ShipBob’s platform offers built-in inventory and order management capabilities, so brands can manage their stock, orders, warehousing, and fulfillment all through a single partner. Our solution features:
- A centralized dashboard through which brands can view key supply chain metrics and monitor performance across geographies and sales channels
- Real-time visibility into inventory levels and orders inventory management across sales channels
- Inventory tracking capabilities for up-to-date inventory counts
- Analytics such as inventory turnover, average shipping time and cost, on-time fulfillment percentage, and more
- Seamless integration with dozens of major ecommerce platforms and tools
Brands wanting to keep operations in-house can also leverage ShipBob’s WMS (the same one that powers 50+ ShipBob fulfillment centers globally) to optimize their own operations for efficiency and cost.

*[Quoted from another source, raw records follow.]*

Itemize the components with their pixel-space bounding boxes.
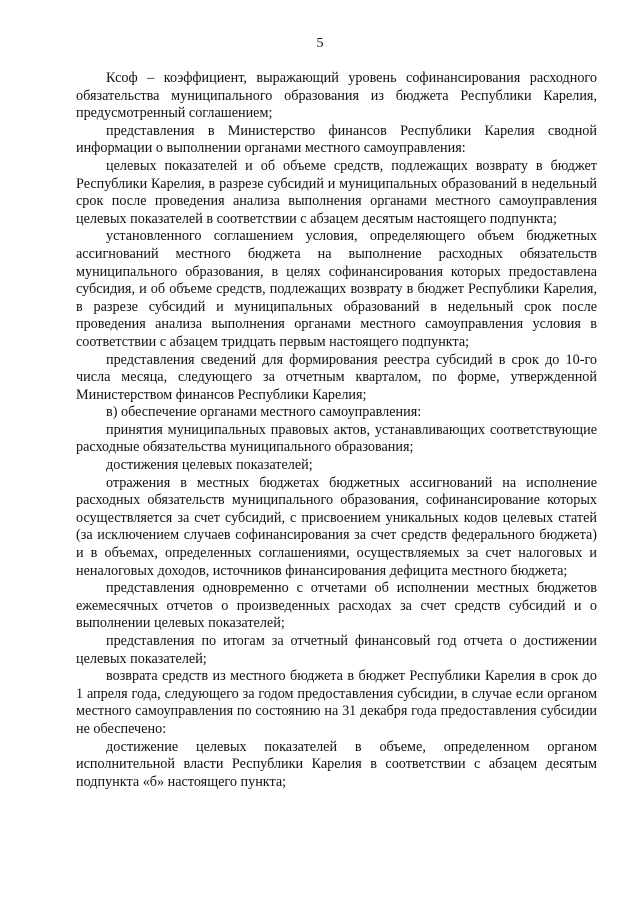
page-number: 5: [316, 36, 324, 51]
paragraph: представления по итогам за отчетный финансовый год отчета о достижении целевых показателей;: [76, 633, 597, 667]
paragraph: представления сведений для формирования реестра субсидий в срок до 10-го числа месяца, следующего за отчетным кварталом, по форме, утвержденной Министерством финансов Республики Карелия;: [76, 351, 597, 403]
paragraph: достижение целевых показателей в объеме, определенном органом исполнительной власти Республики Карелия в соответствии с абзацем десятым подпункта «б» настоящего пункта;: [76, 738, 597, 790]
paragraph: представления одновременно с отчетами об исполнении местных бюджетов ежемесячных отчетов о произведенных расходах за счет средств субсидий и о выполнении целевых показателей;: [76, 580, 597, 632]
paragraph: установленного соглашением условия, определяющего объем бюджетных ассигнований местного бюджета на выполнение расходных обязательств муниципального образования, в целях софинансирования которых предоставлена субсидия, и об объеме средств, подлежащих возврату в бюджет Республики Карелия, в разрезе субсидий и муниципальных образований в недельный срок после проведения анализа выполнения органами местного самоуправления условия в соответствии с абзацем тридцать первым настоящего подпункта;: [76, 228, 597, 350]
paragraph: возврата средств из местного бюджета в бюджет Республики Карелия в срок до 1 апреля года, следующего за годом предоставления субсидии, в случае если органом местного самоуправления по состоянию на 31 декабря года предоставления субсидии не обеспечено:: [76, 668, 597, 737]
paragraph: принятия муниципальных правовых актов, устанавливающих соответствующие расходные обязательства муниципального образования;: [76, 421, 597, 456]
paragraph: достижения целевых показателей;: [106, 457, 313, 474]
paragraph: Ксоф – коэффициент, выражающий уровень софинансирования расходного обязательства муниципального образования из бюджета Республики Карелия, предусмотренный соглашением;: [76, 70, 597, 122]
paragraph: отражения в местных бюджетах бюджетных ассигнований на исполнение расходных обязательств муниципального образования, софинансирование которых осуществляется за счет субсидий, с присвоением уникальных кодов целевых статей (за исключением случаев софинансирования за счет средств федерального бюджета) и в объемах, определенных соглашениями, осуществляемых за счет налоговых и неналоговых доходов, источников финансирования дефицита местного бюджета;: [76, 474, 597, 579]
document-body: [76, 70, 597, 791]
paragraph: в) обеспечение органами местного самоуправления:: [106, 404, 422, 421]
paragraph: целевых показателей и об объеме средств, подлежащих возврату в бюджет Республики Карелия, в разрезе субсидий и муниципальных образований в недельный срок после проведения анализа выполнения органами местного самоуправления целевых показателей в соответствии с абзацем десятым настоящего подпункта;: [76, 157, 597, 227]
paragraph: представления в Министерство финансов Республики Карелия сводной информации о выполнении органами местного самоуправления:: [76, 122, 597, 157]
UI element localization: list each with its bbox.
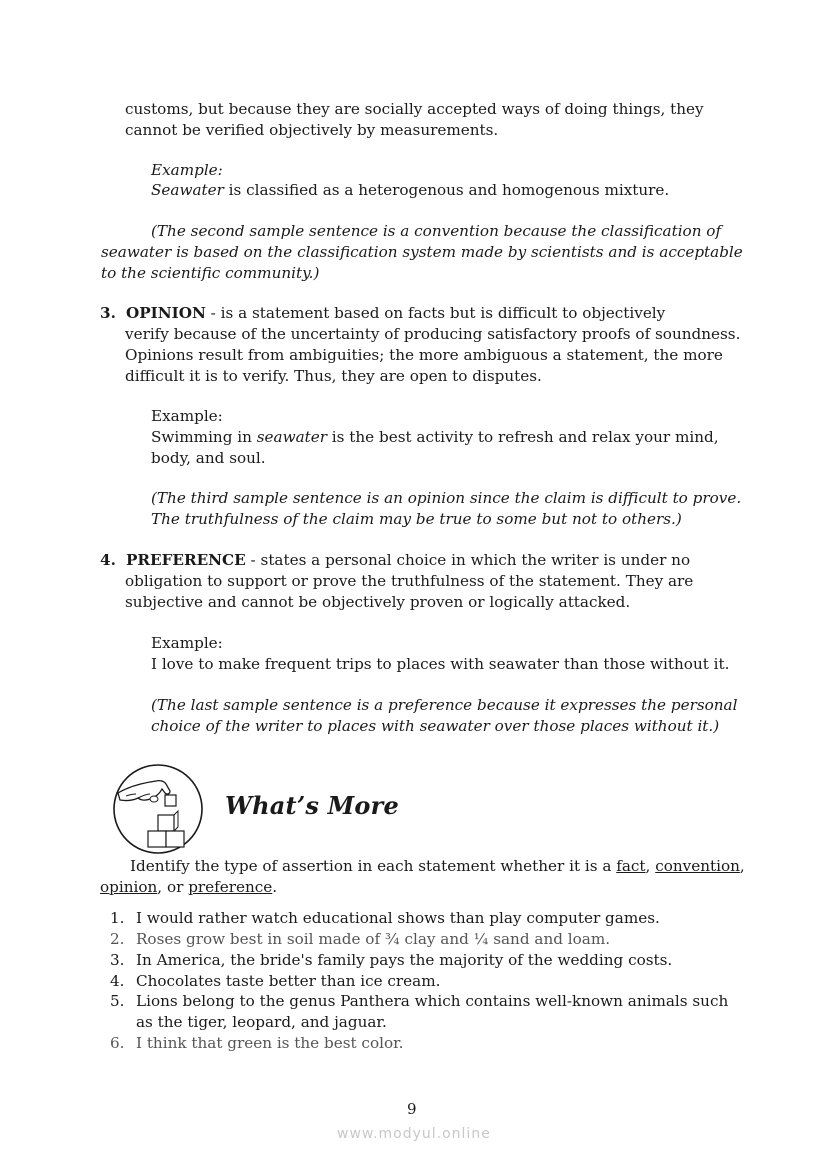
watermark: www.modyul.online: [337, 1126, 491, 1142]
list-item-continuation: as the tiger, leopard, and jaguar.: [136, 1013, 387, 1031]
instruction-comma-1: ,: [645, 857, 656, 875]
opinion-example-sentence: [151, 427, 719, 448]
preference-term: PREFERENCE: [126, 551, 246, 569]
opinion-number: 3.: [100, 304, 116, 322]
opinion-sentence-word: seawater: [256, 428, 327, 446]
term-convention: convention: [655, 857, 740, 875]
list-item-number: 6.: [110, 1034, 125, 1052]
list-item-text: Roses grow best in soil made of ¾ clay and ¼ sand and loam.: [136, 930, 611, 948]
intro-line-2: cannot be verified objectively by measurements.: [125, 121, 499, 139]
opinion-def-line-4: difficult it is to verify. Thus, they are open to disputes.: [125, 367, 542, 385]
preference-example-sentence: I love to make frequent trips to places with seawater than those without it.: [151, 655, 730, 673]
convention-explanation-1: (The second sample sentence is a convention because the classification of: [151, 222, 722, 240]
list-item-text: Lions belong to the genus Panthera which contains well-known animals such: [136, 992, 729, 1010]
preference-number: 4.: [100, 551, 116, 569]
opinion-explanation-1: (The third sample sentence is an opinion since the claim is difficult to prove.: [151, 489, 742, 507]
list-item-number: 2.: [110, 930, 125, 948]
list-item: [110, 908, 660, 929]
instruction-line-1: [130, 856, 745, 877]
opinion-sentence-a: Swimming in: [151, 428, 257, 446]
opinion-sentence-b: is the best activity to refresh and relax your mind,: [326, 428, 719, 446]
preference-explanation-2: choice of the writer to places with seawater over those places without it.): [151, 717, 720, 735]
convention-sentence-word: Seawater: [151, 181, 224, 199]
list-item-number: 1.: [110, 909, 125, 927]
term-preference: preference: [188, 878, 273, 896]
opinion-def-line-2: verify because of the uncertainty of producing satisfactory proofs of soundness.: [125, 325, 741, 343]
list-item-text: Chocolates taste better than ice cream.: [136, 972, 441, 990]
list-item-text: I would rather watch educational shows than play computer games.: [136, 909, 660, 927]
convention-example-label: Example:: [151, 161, 223, 179]
instruction-period: .: [272, 878, 278, 896]
intro-line-1: customs, but because they are socially accepted ways of doing things, they: [125, 100, 704, 118]
list-item: [110, 929, 610, 950]
section-title: What’s More: [225, 791, 399, 820]
term-opinion: opinion: [100, 878, 158, 896]
list-item-number: 3.: [110, 951, 125, 969]
preference-def-line-2: obligation to support or prove the truthfulness of the statement. They are: [125, 572, 694, 590]
preference-def-first: - states a personal choice in which the writer is under no: [245, 551, 691, 569]
term-fact: fact: [616, 857, 646, 875]
opinion-example-sentence-end: body, and soul.: [151, 449, 266, 467]
preference-explanation-1: (The last sample sentence is a preference because it expresses the personal: [151, 696, 738, 714]
list-item-text: In America, the bride's family pays the majority of the wedding costs.: [136, 951, 673, 969]
preference-definition-first: [100, 550, 690, 571]
instruction-comma-2: ,: [739, 857, 745, 875]
list-item: [110, 950, 672, 971]
convention-explanation-2: seawater is based on the classification system made by scientists and is acceptable: [101, 243, 743, 261]
list-item: [110, 1033, 404, 1054]
list-item-text: I think that green is the best color.: [136, 1034, 404, 1052]
convention-explanation-3: to the scientific community.): [101, 264, 320, 282]
convention-sentence-rest: is classified as a heterogenous and homogenous mixture.: [223, 181, 670, 199]
convention-example-sentence: [151, 180, 669, 201]
list-item-number: 4.: [110, 972, 125, 990]
preference-def-line-3: subjective and cannot be objectively proven or logically attacked.: [125, 593, 631, 611]
instruction-text: Identify the type of assertion in each statement whether it is a: [130, 857, 617, 875]
page-number: 9: [407, 1100, 417, 1118]
preference-example-label: Example:: [151, 634, 223, 652]
hand-stacking-blocks-icon: [112, 763, 204, 855]
list-item-number: 5.: [110, 992, 125, 1010]
opinion-def-line-3: Opinions result from ambiguities; the more ambiguous a statement, the more: [125, 346, 723, 364]
instruction-or: , or: [157, 878, 189, 896]
opinion-definition-first: [100, 303, 665, 324]
instruction-line-2: [100, 877, 277, 898]
opinion-explanation-2: The truthfulness of the claim may be true to some but not to others.): [151, 510, 682, 528]
list-item: [110, 971, 440, 992]
opinion-term: OPINION: [126, 304, 206, 322]
opinion-example-label: Example:: [151, 407, 223, 425]
opinion-def-first: - is a statement based on facts but is difficult to objectively: [205, 304, 666, 322]
list-item: [110, 991, 728, 1012]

For more information about how ShipBob can help you optimize your suply chain, clikc the button below to get in touch with our team.
Supply chain metrics FAQs
Here are answers to the top questions about supply chain metrics.
How do I choose the right supply chain metrics for my business?
When choosing which supply chain metrics to track for your business, consider what your brand’s goals or priorities are and select KPIs that give you insight into how you are progressing towards those goals.
For example, if you are looking to minimize costs to improve your bottom line, you will want to monitor KPIs like GMORI, supply chain cost per unit sold, and average fulfillment and shipping costs. If you are looking to improve the customer experience, you should monitor metrics like on-time and damage-free delivery percentages and customer order cycle time.
What are the five measures of supply chain performance?
According to the SCOR model, the five key components of the supply chain are planning, sourcing, making, delivery, and returning. The performance of each component is assessed based on reliability, flexibility, responsiveness, cost, and quality.
What is the difference between supply chain metrics and supply chain performance?
Supply chain performance refers to how well — that is, how quickly, efficiently, cost-effectively, and satisfactorily — a supply chain is functioning, or getting orders to customers.
Supply chain metrics are the numbers and ratios used to measure supply chain performance.
What supply chain metrics does ShipBob track?
ShipBob’s analytics tool allows you to track a number of different supply chain metrics, including (but not limited to) orders fulfilled on time, average fulfillment cost per order, transit time, inventory velocity, and inventory on-hand.